Dutch PM says not to shake hands then immediately shakes hand

Dutch PM tells people not to shake hands to avoid spreading coronavirus… then immediately shakes someone’s hand

  • PM Mark Rutte called on citizens of the Netherlands to stop using the greeting 
  • He then shook the hand of Jaap van Dissel from the public health institute
  • He then bumped elbows with the health expert as the two men started laughing 

The Dutch PM told people not to shake hands to avoid spreading coronavirus moments before shaking someone’s hand. 

Prime Minister Mark Rutte called on citizens of the Netherlands to stop using the greeting and then somewhat undermined his message by shaking hands with the head of the infectious diseases department of the national public health institute.

‘From this moment on, we stop shaking hands,’ Mr Rutte said at a news conference in The Hague following a crisis meeting of government ministers to discuss the virus.

So far in the Netherlands the deadly virus has killed four people and infected 382 overall.

 Prime Minister Mark Rutte (left) called on citizens of the Netherlands to stop using the greeting and then somewhat undermined his message by shaking hands with the head of the infectious diseases department of the national public health institute Jaap van Dissel (right)

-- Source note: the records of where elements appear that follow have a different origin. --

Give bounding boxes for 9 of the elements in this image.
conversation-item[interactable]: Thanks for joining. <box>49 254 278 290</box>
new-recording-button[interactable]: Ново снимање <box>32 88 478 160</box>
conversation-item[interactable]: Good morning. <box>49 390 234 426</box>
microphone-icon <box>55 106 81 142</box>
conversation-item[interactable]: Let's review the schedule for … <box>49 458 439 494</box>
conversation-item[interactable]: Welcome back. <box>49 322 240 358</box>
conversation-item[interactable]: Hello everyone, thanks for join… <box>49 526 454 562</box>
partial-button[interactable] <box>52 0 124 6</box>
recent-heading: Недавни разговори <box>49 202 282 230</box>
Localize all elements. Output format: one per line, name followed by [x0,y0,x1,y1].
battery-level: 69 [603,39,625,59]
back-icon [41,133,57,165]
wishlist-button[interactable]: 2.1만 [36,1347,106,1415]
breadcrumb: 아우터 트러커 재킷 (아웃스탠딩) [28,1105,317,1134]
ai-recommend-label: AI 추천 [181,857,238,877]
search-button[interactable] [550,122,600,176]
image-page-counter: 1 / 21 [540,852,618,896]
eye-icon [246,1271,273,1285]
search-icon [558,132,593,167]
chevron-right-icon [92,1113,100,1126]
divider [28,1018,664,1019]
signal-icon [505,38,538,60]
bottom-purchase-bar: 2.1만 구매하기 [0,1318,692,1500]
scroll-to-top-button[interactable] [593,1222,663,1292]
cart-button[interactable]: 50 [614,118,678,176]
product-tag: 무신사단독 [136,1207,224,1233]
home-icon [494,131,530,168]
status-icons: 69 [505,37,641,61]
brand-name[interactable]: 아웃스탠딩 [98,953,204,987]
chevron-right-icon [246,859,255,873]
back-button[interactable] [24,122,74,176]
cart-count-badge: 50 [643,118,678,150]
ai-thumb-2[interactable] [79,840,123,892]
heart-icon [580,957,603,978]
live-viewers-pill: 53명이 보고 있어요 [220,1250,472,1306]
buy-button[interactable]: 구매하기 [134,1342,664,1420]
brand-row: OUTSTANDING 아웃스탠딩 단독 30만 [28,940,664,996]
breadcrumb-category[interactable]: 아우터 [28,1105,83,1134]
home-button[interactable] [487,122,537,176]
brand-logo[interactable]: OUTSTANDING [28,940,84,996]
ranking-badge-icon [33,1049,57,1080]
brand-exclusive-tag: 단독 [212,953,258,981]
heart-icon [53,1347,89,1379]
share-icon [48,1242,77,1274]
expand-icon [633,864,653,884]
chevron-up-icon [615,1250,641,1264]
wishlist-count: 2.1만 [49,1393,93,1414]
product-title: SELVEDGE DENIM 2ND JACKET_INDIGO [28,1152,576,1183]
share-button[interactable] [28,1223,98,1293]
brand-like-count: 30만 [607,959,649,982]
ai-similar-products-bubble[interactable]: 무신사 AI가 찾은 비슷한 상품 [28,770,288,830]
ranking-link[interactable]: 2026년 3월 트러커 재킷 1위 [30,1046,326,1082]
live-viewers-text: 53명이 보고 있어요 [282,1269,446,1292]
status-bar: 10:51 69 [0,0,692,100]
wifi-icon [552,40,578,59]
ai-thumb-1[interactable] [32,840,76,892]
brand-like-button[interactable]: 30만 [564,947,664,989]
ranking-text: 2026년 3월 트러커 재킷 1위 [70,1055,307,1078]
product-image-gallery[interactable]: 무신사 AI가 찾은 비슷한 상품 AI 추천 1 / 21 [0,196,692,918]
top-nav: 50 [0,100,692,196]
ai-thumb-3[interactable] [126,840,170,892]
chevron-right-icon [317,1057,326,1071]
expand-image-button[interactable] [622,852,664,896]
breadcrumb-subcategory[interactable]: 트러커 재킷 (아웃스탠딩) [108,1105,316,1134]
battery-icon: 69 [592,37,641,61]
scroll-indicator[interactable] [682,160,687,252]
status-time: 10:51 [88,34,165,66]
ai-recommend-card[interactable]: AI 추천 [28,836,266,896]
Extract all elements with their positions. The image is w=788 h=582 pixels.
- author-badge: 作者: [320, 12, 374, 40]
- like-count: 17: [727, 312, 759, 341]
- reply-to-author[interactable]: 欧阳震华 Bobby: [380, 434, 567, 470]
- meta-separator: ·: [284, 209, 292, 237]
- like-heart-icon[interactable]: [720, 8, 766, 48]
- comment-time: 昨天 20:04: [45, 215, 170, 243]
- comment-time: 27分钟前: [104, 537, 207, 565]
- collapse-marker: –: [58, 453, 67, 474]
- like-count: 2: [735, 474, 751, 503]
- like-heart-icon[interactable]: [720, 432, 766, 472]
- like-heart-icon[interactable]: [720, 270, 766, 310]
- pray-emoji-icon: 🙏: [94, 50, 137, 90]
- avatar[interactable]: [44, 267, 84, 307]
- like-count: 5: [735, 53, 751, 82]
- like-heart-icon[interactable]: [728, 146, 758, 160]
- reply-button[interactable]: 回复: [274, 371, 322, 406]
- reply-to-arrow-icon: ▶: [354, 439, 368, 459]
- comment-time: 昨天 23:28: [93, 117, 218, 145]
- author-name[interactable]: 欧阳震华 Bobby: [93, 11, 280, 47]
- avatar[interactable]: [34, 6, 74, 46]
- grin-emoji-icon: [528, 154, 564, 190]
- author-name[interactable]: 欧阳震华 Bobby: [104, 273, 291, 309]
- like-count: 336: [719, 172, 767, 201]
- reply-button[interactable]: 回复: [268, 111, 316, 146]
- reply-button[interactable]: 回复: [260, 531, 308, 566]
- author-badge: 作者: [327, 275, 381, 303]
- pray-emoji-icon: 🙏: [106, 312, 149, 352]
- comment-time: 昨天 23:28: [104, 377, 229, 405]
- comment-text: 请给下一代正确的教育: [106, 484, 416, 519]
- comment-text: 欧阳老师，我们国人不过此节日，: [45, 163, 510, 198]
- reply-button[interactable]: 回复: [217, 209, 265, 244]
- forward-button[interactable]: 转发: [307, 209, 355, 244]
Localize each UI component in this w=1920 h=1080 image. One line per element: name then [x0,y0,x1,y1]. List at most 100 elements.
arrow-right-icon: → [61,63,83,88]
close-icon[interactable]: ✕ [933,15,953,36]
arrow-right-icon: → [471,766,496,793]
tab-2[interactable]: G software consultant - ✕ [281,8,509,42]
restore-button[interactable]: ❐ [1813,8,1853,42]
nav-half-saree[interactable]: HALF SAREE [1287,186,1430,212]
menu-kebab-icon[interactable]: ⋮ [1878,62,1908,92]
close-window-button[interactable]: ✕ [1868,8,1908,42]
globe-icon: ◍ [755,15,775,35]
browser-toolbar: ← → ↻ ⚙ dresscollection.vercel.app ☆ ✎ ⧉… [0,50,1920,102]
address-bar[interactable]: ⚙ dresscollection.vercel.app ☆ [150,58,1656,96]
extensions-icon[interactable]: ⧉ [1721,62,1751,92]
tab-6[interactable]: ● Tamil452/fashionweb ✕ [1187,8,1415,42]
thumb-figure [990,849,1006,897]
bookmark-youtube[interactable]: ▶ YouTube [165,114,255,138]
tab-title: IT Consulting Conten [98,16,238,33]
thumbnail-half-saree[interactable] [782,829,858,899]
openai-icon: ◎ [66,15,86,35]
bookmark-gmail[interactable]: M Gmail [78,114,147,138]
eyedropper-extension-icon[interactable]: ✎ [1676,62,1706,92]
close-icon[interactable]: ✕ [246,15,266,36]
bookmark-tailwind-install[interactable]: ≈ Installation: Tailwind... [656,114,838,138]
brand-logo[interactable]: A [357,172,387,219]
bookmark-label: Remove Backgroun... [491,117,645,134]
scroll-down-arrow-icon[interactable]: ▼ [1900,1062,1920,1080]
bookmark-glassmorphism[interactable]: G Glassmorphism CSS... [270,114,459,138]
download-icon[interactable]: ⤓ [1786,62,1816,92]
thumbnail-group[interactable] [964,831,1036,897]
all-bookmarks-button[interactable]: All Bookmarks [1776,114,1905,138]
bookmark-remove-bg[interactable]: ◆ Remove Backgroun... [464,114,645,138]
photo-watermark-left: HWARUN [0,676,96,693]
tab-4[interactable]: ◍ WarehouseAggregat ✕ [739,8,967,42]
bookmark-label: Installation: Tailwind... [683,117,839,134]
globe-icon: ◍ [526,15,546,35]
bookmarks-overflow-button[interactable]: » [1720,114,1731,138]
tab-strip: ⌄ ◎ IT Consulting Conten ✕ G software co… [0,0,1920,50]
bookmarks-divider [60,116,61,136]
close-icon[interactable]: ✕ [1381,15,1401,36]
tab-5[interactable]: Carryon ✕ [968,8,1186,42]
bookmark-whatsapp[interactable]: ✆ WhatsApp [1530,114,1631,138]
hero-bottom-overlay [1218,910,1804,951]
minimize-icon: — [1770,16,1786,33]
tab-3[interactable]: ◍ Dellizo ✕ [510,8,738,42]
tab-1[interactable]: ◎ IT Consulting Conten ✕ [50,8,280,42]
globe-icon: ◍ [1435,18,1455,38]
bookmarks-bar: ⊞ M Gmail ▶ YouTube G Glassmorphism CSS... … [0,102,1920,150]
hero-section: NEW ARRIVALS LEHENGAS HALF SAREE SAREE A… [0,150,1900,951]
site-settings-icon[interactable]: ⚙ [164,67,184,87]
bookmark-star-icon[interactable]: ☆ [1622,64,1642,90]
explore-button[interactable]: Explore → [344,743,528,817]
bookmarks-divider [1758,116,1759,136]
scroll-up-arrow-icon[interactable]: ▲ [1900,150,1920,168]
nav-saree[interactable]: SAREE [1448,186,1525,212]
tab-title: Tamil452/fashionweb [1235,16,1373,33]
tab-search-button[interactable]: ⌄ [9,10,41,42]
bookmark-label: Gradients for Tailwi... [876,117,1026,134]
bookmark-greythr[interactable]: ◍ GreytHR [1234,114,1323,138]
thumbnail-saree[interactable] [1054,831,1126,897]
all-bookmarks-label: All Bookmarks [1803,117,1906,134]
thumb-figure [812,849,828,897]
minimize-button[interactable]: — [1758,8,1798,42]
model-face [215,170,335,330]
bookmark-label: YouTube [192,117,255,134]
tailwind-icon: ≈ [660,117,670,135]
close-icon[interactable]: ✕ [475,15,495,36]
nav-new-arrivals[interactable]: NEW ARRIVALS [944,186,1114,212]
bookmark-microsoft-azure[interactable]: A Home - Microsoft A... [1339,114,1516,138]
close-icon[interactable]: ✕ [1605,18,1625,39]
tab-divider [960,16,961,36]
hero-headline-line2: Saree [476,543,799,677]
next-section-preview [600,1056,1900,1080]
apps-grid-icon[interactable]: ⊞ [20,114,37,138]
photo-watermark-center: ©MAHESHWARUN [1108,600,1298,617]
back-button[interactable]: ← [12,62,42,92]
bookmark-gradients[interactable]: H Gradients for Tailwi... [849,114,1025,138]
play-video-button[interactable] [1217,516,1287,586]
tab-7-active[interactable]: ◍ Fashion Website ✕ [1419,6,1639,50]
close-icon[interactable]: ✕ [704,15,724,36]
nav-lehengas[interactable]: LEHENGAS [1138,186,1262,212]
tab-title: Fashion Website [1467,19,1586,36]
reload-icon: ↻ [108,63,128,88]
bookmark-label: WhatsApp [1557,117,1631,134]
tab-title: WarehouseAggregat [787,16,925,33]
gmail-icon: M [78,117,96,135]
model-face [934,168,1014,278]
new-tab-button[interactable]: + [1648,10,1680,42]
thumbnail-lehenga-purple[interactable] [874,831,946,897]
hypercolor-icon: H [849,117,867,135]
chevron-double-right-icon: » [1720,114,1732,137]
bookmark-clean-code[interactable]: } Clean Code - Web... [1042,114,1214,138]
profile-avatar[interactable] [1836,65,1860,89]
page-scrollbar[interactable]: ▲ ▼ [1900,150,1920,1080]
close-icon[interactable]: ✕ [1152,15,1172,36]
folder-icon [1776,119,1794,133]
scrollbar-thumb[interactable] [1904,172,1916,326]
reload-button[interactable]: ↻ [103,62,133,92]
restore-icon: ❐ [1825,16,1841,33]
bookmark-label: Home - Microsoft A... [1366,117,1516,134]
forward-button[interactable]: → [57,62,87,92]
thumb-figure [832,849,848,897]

‘You can do a foot kiss, bump elbows, whatever you want,’ he said.

‘I see all kinds of great variations on shaking hands emerging at schools, but from today we stop shaking hands.’

As he wrapped up the news conference, he shook hands with Jaap van Dissel of the public health institute, who quickly pointed out the prime minister’s error.

‘Sorry, sorry, we can’t do that anymore! Do it again,’ Mr Rutte said as he bumped elbows with Mr van Dissel instead.

As he wrapped up the news conference, he shook hands with Jaap van Dissel of the public health institute, who quickly pointed out the prime minister’s error as the two men started laughing

The number of confirmed coronavirus cases in the Netherlands rose by 61 to 382, health officials said on Tuesday, as a large cluster was identified at a southern Dutch hospital.

The National Institute for Public Health (RIVM) said 61 people had tested positive for the new virus since Monday and one more person had died, taking the total number of deaths to four.

Out of the total of national infections, the RIVM said 157 were in the southern province of Noord-Brabant. 

‘Sorry, sorry, we can’t do that anymore! Do it again,’ Mr Rutte said as he bumped elbows (pictured) with Mr van Dissel instead

A large group was at the Elisabeth-TweeSteden Ziekenhuis hospital in the town of Tilburg, where 28 out of 301 employees with mild respiratory symptoms had tested positive for COVID-19 on March 7-8, a statement said.

Most Dutch infections have been traced to people infected abroad, but the RIVM said it was still attempting to determine the origin of 157 infections. 

The first confirmed case in the Netherlands was reported on February 27.